Kashmir field mouse
- Conservation status: Least Concern (IUCN 3.1)

Scientific classification
- Kingdom: Animalia
- Phylum: Chordata
- Class: Mammalia
- Order: Rodentia
- Family: Muridae
- Genus: Apodemus
- Species: A. rusiges
- Binomial name: Apodemus rusiges Miller, 1913

= Kashmir field mouse =

- Genus: Apodemus
- Species: rusiges
- Authority: Miller, 1913
- Conservation status: LC

Species of rodent

The Kashmir field mouse (Apodemus rusiges) is a species of rodent in the family Muridae.
It is found in India, Nepal, and Pakistan.

==Behaviour==
Kashmir field mouse are nocturnal, terrestrial, and excellent climbers.

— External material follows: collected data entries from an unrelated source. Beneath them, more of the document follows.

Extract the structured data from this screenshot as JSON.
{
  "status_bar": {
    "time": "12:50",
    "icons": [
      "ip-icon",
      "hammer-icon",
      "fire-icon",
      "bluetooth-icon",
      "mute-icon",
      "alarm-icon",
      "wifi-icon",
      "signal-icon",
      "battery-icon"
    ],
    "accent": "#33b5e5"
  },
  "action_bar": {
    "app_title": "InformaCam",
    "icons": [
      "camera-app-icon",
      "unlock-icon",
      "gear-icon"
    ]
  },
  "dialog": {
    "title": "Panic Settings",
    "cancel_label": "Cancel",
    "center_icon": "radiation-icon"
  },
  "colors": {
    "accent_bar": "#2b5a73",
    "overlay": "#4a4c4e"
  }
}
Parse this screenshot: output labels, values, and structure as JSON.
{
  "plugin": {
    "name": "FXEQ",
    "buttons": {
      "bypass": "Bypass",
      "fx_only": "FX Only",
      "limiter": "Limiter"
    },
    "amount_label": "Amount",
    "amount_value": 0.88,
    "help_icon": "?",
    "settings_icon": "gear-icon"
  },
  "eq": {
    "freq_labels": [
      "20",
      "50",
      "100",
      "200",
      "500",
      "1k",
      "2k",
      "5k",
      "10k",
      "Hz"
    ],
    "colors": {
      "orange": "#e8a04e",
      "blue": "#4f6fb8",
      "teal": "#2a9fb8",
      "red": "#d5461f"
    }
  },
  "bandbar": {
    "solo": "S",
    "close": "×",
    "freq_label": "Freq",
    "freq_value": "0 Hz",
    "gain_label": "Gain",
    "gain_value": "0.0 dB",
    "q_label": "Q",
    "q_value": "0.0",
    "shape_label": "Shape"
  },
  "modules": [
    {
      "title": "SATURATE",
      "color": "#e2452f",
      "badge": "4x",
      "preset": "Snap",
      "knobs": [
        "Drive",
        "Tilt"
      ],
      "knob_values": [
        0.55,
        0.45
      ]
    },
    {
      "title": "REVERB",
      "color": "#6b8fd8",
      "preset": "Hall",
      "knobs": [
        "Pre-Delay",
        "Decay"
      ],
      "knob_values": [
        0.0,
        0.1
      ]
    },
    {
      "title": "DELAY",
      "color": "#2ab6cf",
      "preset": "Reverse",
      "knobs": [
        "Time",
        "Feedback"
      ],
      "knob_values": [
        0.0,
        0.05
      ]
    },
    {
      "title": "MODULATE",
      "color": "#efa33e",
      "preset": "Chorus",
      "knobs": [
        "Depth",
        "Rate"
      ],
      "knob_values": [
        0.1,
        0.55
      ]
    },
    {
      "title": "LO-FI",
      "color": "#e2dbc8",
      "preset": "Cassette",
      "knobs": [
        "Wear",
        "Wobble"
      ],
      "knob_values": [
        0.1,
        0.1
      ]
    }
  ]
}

They make grass-lined nests inside of burrows dug beneath tree roots, where they spend the day resting or taking care of their young. Even though many mice share the same burrow, the female does not allow the males to enter the burrow. They are herbivore, feeding mainly on seeds and berries, it also stores food for the winter season.

==Description==
The Kashmir mouse is very similar to the Himalayan mouse (A. pallipes), but larger in size, with a larger skull and a longer bicolour tail (80-114% of head-body length, average 95%). The back is dark brownish grey, sometimes with a median dorsal stripe, and the peritoneum is greyish white. Some individual have a longitudinal yellow hairline on the chest and throat. Females have three pairs of mammae.

==Breeding==
The Kashmir mouse breeds in spring and summer. Females produce four or five litters per year, with an average of five to six youngs per litter. The gestation period is 25-26 days. Cubs are born blind and naked and become sexually mature at 12-14 weeks of age.